Knee And Hip Replacement Goes Robotic
It’s been two weeks since Bonnie Parker had her hip replaced.
She is 50, petite, a tattoo artist. So she’s no stranger to pain, but says the past few years have been really tough.
“I watched my mother suffer from arthritis, and she sat down one day and never got back up. And I found myself sitting down more and more and not getting up, and I thought, ‘No, I can’t do this.’"
After non-surgical solutions failed to help, Parker spoke with her doctor, and decided to try a new robot-assisted procedure: something called MAKOplasty.
Sort Of Like A Video Game
Inside of Lakes Region General Hospital, Doctor Jeremy Hogan is maneuvering a robotic arm that’s got, basically, a small drill as its finger. The entire machine is about the size of a shopping cart.
The arm itself isn’t remote controlled: Hogan’s hand actually moves the appendage.
He demonstrates on a plastic knee, with fragments flying in every direction.
“Hopefully I did a reasonably good job here. (beep) It said I passed, so that’s good.”
Hip and partial knee replacements involve cutting away damaged bone and replacing it with an artificial joint, usually a metal alloy.
During a MAKOplasty surgery, the robotic arm is connected to a 3-D scan of the joint and an infra-red camera. By watching a screen, Doctor Hogan can remove the exact amount of bone. The drill turns itself off if he goes too far.
Then he can place the implant with improved accuracy.
“The device doesn’t think. It doesn’t walk in and do the surgery by itself. It only does what we tell it. Ultimately its success is based on a good operative plan, but it does allow us to execute the plan we’ve designed with a very high level of precision.”

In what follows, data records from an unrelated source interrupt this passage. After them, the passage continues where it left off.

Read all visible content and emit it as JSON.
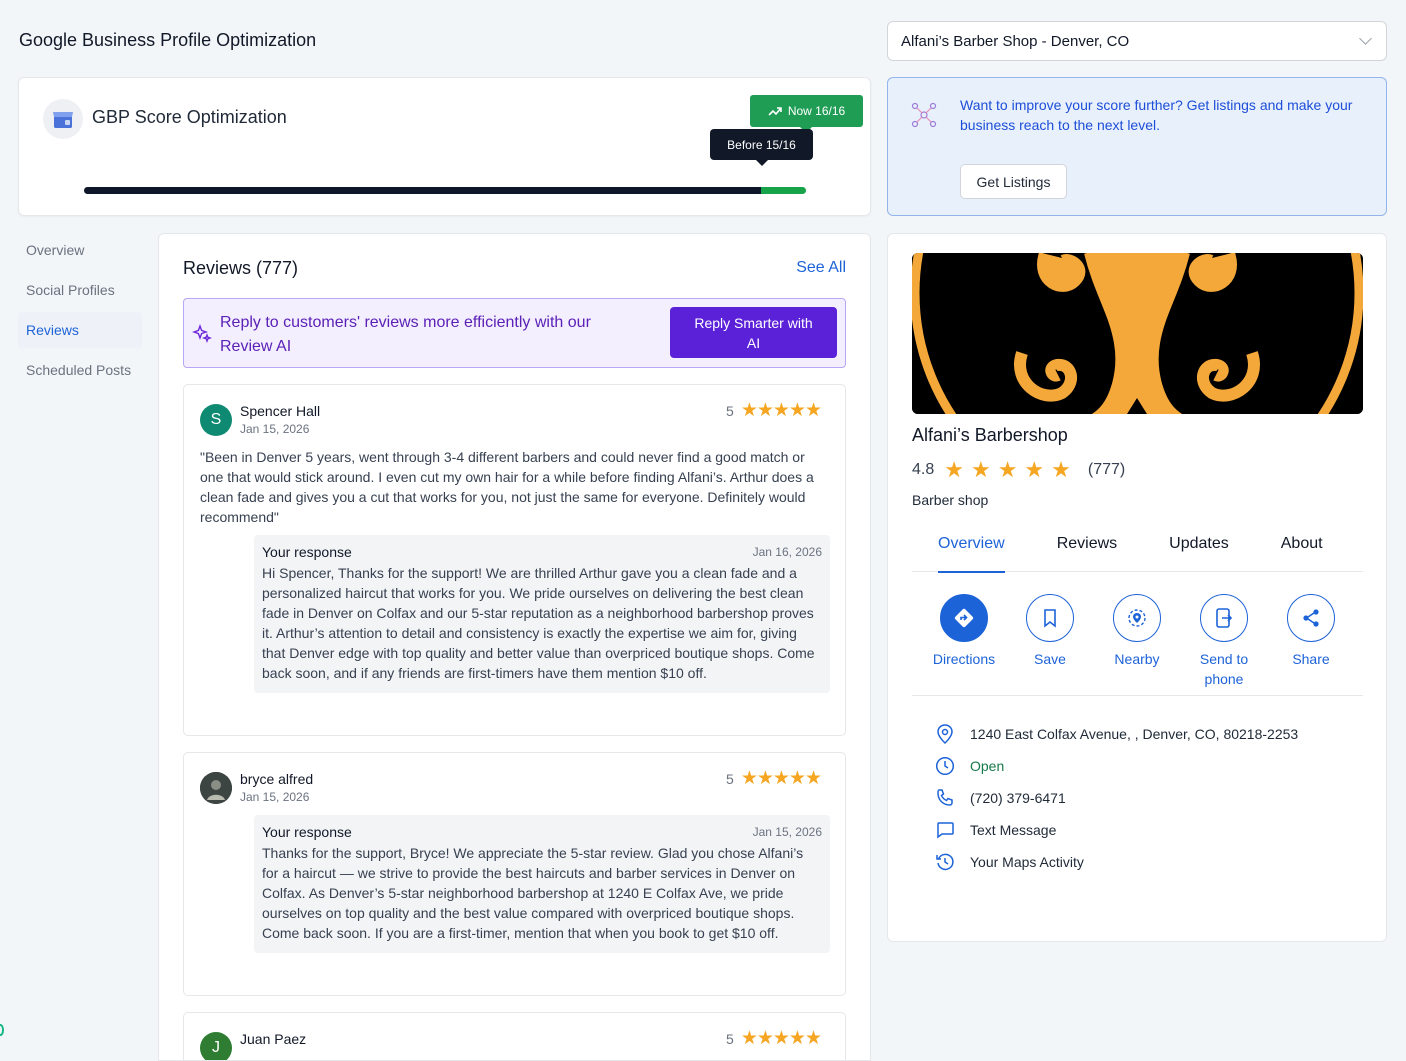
{
  "page": {
    "title": "Google Business Profile Optimization"
  },
  "business_selector": {
    "value": "Alfani’s Barber Shop - Denver, CO"
  },
  "score": {
    "title": "GBP Score Optimization",
    "now_label": "Now 16/16",
    "before_label": "Before 15/16",
    "before_fraction": 0.9375,
    "now_fraction": 1.0,
    "colors": {
      "before": "#0f172a",
      "gain": "#16a34a"
    }
  },
  "listings": {
    "message": "Want to improve your score further? Get listings and make your business reach to the next level.",
    "button_label": "Get Listings"
  },
  "nav": {
    "items": [
      {
        "label": "Overview",
        "active": false
      },
      {
        "label": "Social Profiles",
        "active": false
      },
      {
        "label": "Reviews",
        "active": true
      },
      {
        "label": "Scheduled Posts",
        "active": false
      }
    ]
  },
  "reviews": {
    "title": "Reviews (777)",
    "see_all": "See All",
    "ai_banner": {
      "text": "Reply to customers' reviews more efficiently with our Review AI",
      "button_label": "Reply Smarter with AI"
    },
    "items": [
      {
        "initial": "S",
        "name": "Spencer Hall",
        "date": "Jan 15, 2026",
        "rating": "5",
        "stars": "★★★★★",
        "text": "\"Been in Denver 5 years, went through 3-4 different barbers and could never find a good match or one that would stick around. I even cut my own hair for a while before finding Alfani’s. Arthur does a clean fade and gives you a cut that works for you, not just the same for everyone. Definitely would recommend\"",
        "response_label": "Your response",
        "response_date": "Jan 16, 2026",
        "response_text": "Hi Spencer, Thanks for the support! We are thrilled Arthur gave you a clean fade and a personalized haircut that works for you. We pride ourselves on delivering the best clean fade in Denver on Colfax and our 5-star reputation as a neighborhood barbershop proves it. Arthur’s attention to detail and consistency is exactly the expertise we aim for, giving that Denver edge with top quality and better value than overpriced boutique shops. Come back soon, and if any friends are first-timers have them mention $10 off."
      },
      {
        "initial": "",
        "name": "bryce alfred",
        "date": "Jan 15, 2026",
        "rating": "5",
        "stars": "★★★★★",
        "text": "",
        "response_label": "Your response",
        "response_date": "Jan 15, 2026",
        "response_text": "Thanks for the support, Bryce! We appreciate the 5-star review. Glad you chose Alfani’s for a haircut — we strive to provide the best haircuts and barber services in Denver on Colfax. As Denver’s 5-star neighborhood barbershop at 1240 E Colfax Ave, we pride ourselves on top quality and the best value compared with overpriced boutique shops. Come back soon. If you are a first-timer, mention that when you book to get $10 off."
      },
      {
        "initial": "J",
        "name": "Juan Paez",
        "rating": "5",
        "stars": "★★★★★"
      }
    ]
  },
  "business": {
    "name": "Alfani’s Barbershop",
    "rating": "4.8",
    "stars": "★★★★★",
    "review_count": "(777)",
    "category": "Barber shop",
    "tabs": [
      "Overview",
      "Reviews",
      "Updates",
      "About"
    ],
    "actions": [
      "Directions",
      "Save",
      "Nearby",
      "Send to phone",
      "Share"
    ],
    "info": {
      "address": "1240 East Colfax Avenue, , Denver, CO, 80218-2253",
      "hours": "Open",
      "phone": "(720) 379-6471",
      "text_message": "Text Message",
      "maps_activity": "Your Maps Activity"
    },
    "colors": {
      "accent": "#1d63d8",
      "logo_orange": "#f5a83a",
      "open_green": "#16794a"
    }
  }
}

To within a fraction of a millimeter. Better, Hogan says, than most surgeons can do with just their eyes.
That can reduce recovery time, and the risk of future complications.
Good news for patients, and Lakes Region General Hospital hopes good for business.
Marketing The Machine
Joanne Lamphere is a consultant with Health Management Associates, which works with hospitals around the country.
“If they invest in a winner, it can attract top doctors. They can attract a higher volume of patient.”
Specifically older patients who, if they have a good experience, may return for future procedures.
Lakes Region invested just under a $1 million in the robot. But by being the only hospital north of Boston with the technology, it hopes to market itself as the ‘go to’ place for knee and hip work in the region. And it’s doing just that, with brochures and traveling information sessions.
Lamphere says there is a risk, though.
“It is sort of like a 60-year old divorced man buying a red Ferrari to lure dates. It might work, but it might also be a very expensive boondoggle.”
She says it is too soon to know. Robotic technology has come into mainstream use within just the past decade or so. Only 150 hospitals are currently using MAKOplasty, which is produced by a firm in Florida.
The most popular surgical robot, the Da Vinci system, has sold more than 2,500 worldwide.
But there are numerous lawsuits currently pending against its manufacturer, claiming injuries and complications.
Time Will Tell
Dr. Sherry Glied of Columbia University researches robotics in health care. She says all the machines are tested for safety, but unlike a new prescription drug, they aren’t confirmed to be more effective.
“People are really excited about robots, and they look cool, but we really don’t know if they work any better, and they might even work worse.”
For Bonnie Parker, the short-term results of her MAKOplasty surgery are anything but inferior.
“Everything I felt with the arthritis is like magically gone.”
Dr. Jeremy Hogan looks over her x-rays and says her new hip is positioned right where he wants it.
Lakes Region General Hospital hopes it’s also positioned to benefit from its new device.